I've been reading through my collection of sailing-ships fiction, and finding that a lot of it doesn't give much detail on the topic I'm most interested in at the moment (that being ship handling: arranging the sails, coordinating the sails and the rudder to maneuver, etc). Plenty of combat, a good amount of chain-of-command politics and the friendships or simple sense of duty between people risking their lives far from home, but not enough of the mechanical descriptions I want to get a good feel for sailing the ship itself. I want a set of rules that take into account the restrictions of relying on the wind to move and don't just feel like driving a car around. The Lord Ramage novels are a major exception, so I'll be posting a lot from them as I go.
Also, all this reading was starting to feel more like procrastination and less like research, so I went looking for the file I was sure I had started back before I took a break from blogging, with the intent to post a little about hull variations or sail plans or something, but I'll be damned if I've found it yet. I may have to start all over on that; luckily rebuilding something you've already learned a fair bit about is at least somewhat easier than learning it in the first place.

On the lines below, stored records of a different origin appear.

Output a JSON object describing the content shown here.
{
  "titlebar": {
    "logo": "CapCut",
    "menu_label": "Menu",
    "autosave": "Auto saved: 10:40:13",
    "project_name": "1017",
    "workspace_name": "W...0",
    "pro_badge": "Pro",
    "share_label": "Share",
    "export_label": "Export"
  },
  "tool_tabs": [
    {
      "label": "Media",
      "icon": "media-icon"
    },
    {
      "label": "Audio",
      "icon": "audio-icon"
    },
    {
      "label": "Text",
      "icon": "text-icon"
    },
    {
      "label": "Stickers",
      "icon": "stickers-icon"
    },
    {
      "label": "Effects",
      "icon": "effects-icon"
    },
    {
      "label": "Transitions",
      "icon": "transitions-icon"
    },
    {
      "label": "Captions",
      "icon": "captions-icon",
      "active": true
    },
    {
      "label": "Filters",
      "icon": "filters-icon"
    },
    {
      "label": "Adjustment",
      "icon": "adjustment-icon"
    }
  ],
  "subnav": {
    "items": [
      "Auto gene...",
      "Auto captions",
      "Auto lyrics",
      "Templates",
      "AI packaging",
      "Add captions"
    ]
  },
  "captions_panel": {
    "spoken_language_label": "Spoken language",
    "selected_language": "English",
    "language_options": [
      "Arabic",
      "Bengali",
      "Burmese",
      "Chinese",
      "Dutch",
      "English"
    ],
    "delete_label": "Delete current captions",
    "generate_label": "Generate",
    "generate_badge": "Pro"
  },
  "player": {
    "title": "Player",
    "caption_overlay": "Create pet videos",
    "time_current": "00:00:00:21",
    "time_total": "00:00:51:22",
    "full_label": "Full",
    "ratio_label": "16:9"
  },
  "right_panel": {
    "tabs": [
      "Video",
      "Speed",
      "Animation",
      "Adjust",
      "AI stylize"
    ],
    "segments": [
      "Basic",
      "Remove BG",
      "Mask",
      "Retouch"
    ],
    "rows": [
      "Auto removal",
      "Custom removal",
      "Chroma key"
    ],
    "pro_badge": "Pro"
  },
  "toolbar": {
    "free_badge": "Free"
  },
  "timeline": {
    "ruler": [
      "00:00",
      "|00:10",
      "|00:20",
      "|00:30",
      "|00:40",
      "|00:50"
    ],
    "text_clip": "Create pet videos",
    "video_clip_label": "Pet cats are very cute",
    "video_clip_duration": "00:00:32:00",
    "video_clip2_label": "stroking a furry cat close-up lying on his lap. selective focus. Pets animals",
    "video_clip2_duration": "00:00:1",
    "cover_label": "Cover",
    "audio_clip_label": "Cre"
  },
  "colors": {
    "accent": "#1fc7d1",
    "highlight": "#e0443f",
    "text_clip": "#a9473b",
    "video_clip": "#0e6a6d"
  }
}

Anyway, here's a piece from Ramage, where Lieutenant Ramage has been sent to take the crew off of a frigate that had stove in its side on a rock in an inlet off the Italian coast. After driving off some French soldiers who had taken part of the ship and rescuing the British crew, Ramage needs to get his vessel turned around and headed back out the way he came in.
As she lay alongside the frigate, the Kathleen's bowsprit pointed at an angle towards the cliffs on which the Belette's bow rested, and Ramage saw the only way to sail out was to let the wind swing the cutter's bow round while her stern was held against the frigate. That would take her clear of the rocks at the foot of the next headland.
“Evans,” he called to the Bosun's Mate, “cut away the for'ard four lines, but hold on to the aftermost two. Pay out and snub if need be, but keep our stern in. Quartermaster, put the helm down.”
By now the jib had been sheeted in aback so that the canvas was as flat as a board. The wind began to push the cutter's bow round to seaward, but her long, narrow keel diverted some of the effort into a fore-and-aft movement so the Kathleen began to move astern.
Ramage glanced aft; the frigate's stern gallery, looking very battered from the Kathleen's earlier assault, was drawing level with the cutter's transom. Evans was directing seamen and alternately paying out the grapnel lines to allow for the movement astern, and then snubbing them, to keep the cutter's stern against the frigate and help lever the bow around.
Ramage watched until the Kathleen's stern was well clear of the outlying rocks ahead. The foresail had by now been hoisted and, like the jib, sheeted aback.
“Mr. Southwick, I'll have jib and foresail sheeted home, if you please.”
As soon as they started drawing, the Kathleen's sternway would be checked and she would start moving ahead but, without the mainsail drawing, would still pay off to leeward.
“Quartermaster, tiller amidships.”
A sudden crackling of muskets made him glance up at the cliff: a group of French soldiers were kneeling, muskets at their shoulders. Almost at once the Marines along the Kathleen's bulwarks fired back and the French promptly ducked.
The Kathleen heeled slightly as the wind filled the headsails, and gradually started gathering headway.
“Evans, cut away those lines! Quartermaster, meet her! Mr. Southwick, aft the mainsheet!”
Ten minutes later the Kathleen was broad-reaching along the coast heading for Bastia, and Ramage handed over the conn to Southwick while he went over to Captain Laidman who had, he realized, been tactfully keeping himself to the lee side of the quarterdeck.